My Battle with Swift

Looking Back - First iPhone App

I've been doing some work at writing an application for the iPhone. I drew the entire thing up on paper, thought through the decisions, and now I'm putting it into code. I already have a backend server readily providing me with resources and a datbase where a simple schema lives. On iPhone you have Objective-C and Swift, no other options at a simple minute glance. I started down the path of writing Objective-C but that was only because I'm kind of set in my ways. So I forced myself to give Swift a try with SwiftUI as the UI providing library. What I've found is that you need to learn to read the language spec fairly immediately, not the formal grammar about implementing your own compiler but how to read the function signatures.

In the era of generative AI this is somewhat easier, I'm able to tell one of these systems what I'm looking to do and then after some sculpting get what I want. With the transition of SwiftUI from NavigationLinks to NavigationStacks though, I've found that both Bard and ChatGPT have roughness around the edges - ChatGPT doesn't even know about NavigationStacks as it doesn't have 2023 data, but Bard does. It just takes some convincing to get Bard to understand it's coding in properties that don't actually exist on the class.

I decided at this point that I'm pretty capable of reading function signatures in other languages IE Go, C....and now you might notice a big crack. I don't have any huge experience reading these specs in a heavily object-oriented language. Which I definitely consider Swift to be. If you look at Wikipedia for Swift, you might see it being stated as declarative there, but the only sense I can see for that is within the same page they make references to SwiftUI which /is/ in fact declarative. Without SwiftUI, good luck doing declarative programming in Swift.

It would be a good time to take a step back from SwiftUI, which by the way is declaratively coded rather than you writing the implementation of how you want to display the UI yourself you declare it like you might HTML or Terraform on the cloud infrastructure side. This doesn't match up exactly with Swift itself, which isn't itself declarative, but it still uses a good amount of the same types. Like closures....what the hell is a closure? Well it's a lambda...which is an anonymous function. From the Swift Programming Language Closures are self-contained blocks of functionality that can be passed around and used in your code. Closures in Swift are similar to blocks in C and Objective-C and to lambdas in other programming languages. . I think this is a very important thing to point out because while most everything that has ever written anything in a programming language before has defined a function ex: main(), there are going to be those that have no written a lambda. Having this within A Swift Tour (an overview) essentially of the language, is good, but that overview shouldn't be the 3rd thing a person sees when the are introduced to the language with the first two being About Swift and Versioning.

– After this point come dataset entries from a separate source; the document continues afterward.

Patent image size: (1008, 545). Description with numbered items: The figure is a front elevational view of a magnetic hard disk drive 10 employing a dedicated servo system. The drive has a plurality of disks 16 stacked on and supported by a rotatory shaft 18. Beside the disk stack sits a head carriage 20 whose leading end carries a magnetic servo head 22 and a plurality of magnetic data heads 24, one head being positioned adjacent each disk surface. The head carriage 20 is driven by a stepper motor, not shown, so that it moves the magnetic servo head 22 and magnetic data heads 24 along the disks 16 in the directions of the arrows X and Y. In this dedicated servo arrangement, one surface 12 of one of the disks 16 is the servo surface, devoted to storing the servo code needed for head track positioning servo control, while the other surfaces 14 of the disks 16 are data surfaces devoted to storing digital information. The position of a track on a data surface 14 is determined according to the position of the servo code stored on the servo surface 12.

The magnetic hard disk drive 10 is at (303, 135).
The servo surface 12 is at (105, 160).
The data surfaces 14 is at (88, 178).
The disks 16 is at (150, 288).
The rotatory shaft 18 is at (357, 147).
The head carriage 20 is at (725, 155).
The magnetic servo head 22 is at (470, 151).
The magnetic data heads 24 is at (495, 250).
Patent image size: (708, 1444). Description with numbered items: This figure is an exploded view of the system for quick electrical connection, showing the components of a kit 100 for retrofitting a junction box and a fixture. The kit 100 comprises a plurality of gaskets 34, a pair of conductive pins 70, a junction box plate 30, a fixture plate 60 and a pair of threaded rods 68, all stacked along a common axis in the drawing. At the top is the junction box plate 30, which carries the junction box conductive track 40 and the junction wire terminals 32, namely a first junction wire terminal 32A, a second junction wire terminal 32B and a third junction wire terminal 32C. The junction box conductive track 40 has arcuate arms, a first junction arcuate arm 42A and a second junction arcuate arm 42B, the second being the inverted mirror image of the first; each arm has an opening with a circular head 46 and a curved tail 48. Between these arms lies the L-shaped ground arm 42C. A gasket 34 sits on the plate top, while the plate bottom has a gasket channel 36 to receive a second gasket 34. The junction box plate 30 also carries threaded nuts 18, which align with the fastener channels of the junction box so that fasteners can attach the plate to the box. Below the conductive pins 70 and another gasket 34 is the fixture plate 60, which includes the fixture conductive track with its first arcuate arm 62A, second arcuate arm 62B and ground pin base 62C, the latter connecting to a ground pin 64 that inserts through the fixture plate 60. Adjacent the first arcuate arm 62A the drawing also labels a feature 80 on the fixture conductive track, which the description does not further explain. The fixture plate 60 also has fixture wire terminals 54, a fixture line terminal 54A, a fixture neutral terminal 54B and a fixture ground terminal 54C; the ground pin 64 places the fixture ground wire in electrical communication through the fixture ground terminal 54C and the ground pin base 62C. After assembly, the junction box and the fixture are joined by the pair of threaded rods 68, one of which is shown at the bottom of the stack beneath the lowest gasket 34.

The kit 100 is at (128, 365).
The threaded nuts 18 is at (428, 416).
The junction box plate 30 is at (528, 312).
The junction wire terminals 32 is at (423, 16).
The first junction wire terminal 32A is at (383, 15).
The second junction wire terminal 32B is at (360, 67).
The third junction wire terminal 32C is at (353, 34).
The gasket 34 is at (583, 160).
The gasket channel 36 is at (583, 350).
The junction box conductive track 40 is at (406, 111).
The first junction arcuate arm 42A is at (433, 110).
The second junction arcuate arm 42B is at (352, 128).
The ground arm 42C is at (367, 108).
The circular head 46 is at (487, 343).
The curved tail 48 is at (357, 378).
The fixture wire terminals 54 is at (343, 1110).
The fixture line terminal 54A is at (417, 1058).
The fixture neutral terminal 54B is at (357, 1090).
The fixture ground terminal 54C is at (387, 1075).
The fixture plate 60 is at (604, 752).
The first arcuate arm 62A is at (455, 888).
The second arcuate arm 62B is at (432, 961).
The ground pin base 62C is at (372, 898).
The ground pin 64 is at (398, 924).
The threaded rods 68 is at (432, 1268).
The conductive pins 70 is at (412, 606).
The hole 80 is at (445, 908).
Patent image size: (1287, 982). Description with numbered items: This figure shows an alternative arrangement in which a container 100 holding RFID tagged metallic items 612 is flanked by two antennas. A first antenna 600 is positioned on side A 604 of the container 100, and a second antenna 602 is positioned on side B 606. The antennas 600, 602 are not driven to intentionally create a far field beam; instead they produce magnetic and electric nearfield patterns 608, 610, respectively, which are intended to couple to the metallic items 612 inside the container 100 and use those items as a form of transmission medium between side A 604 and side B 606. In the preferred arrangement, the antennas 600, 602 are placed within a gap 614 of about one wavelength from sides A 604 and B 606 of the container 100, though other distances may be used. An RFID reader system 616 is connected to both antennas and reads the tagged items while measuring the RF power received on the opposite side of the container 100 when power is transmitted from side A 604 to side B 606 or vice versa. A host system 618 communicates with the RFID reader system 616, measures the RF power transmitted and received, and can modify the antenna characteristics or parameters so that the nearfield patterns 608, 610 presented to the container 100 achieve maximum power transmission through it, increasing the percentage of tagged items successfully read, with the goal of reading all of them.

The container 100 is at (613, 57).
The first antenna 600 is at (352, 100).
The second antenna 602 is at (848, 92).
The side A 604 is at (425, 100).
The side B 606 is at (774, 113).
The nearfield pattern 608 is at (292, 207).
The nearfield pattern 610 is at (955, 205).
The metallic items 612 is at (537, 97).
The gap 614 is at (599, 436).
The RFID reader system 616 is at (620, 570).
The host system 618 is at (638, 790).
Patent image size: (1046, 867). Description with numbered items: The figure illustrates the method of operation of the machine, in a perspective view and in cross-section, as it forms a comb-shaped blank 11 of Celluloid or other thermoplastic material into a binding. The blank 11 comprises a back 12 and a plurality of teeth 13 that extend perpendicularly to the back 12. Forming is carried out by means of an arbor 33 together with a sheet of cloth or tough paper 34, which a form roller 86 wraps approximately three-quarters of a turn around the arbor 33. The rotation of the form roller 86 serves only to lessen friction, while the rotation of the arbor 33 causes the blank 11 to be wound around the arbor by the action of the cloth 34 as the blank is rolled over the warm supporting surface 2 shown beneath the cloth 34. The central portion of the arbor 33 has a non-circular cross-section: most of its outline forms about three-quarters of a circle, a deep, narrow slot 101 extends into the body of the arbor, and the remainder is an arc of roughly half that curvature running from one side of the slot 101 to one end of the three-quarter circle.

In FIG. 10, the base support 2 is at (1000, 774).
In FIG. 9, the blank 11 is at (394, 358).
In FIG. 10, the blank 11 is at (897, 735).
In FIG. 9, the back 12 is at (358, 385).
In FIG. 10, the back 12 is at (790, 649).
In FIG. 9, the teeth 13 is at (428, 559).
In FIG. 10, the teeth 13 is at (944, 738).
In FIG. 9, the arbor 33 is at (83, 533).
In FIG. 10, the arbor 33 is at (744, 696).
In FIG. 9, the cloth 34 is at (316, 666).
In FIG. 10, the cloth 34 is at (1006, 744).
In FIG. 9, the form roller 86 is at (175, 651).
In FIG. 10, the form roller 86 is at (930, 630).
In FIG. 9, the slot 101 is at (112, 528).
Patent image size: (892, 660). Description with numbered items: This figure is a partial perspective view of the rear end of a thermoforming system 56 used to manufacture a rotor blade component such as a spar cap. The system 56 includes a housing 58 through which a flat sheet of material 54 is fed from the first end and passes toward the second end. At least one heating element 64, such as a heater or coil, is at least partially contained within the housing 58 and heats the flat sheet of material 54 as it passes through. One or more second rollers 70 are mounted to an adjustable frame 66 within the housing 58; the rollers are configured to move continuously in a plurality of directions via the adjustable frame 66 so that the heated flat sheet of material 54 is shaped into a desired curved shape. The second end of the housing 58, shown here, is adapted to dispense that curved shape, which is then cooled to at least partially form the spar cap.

At this point I'm looking to read function and type signatures - so I've taken a step back from SwiftUI itself to shake down Swift the language for a bit and glean some sense from it.

I'm starting with the Language Guide - skimming around until I hit something that is new. I'm also going through the tutorials for Swift itself, like making a CLI tool, a library, and a web service. The CLI tool and web service are things that you can make a main.swift file within the terminal, add some code in vim, then run swiftc to compile. Easy enough.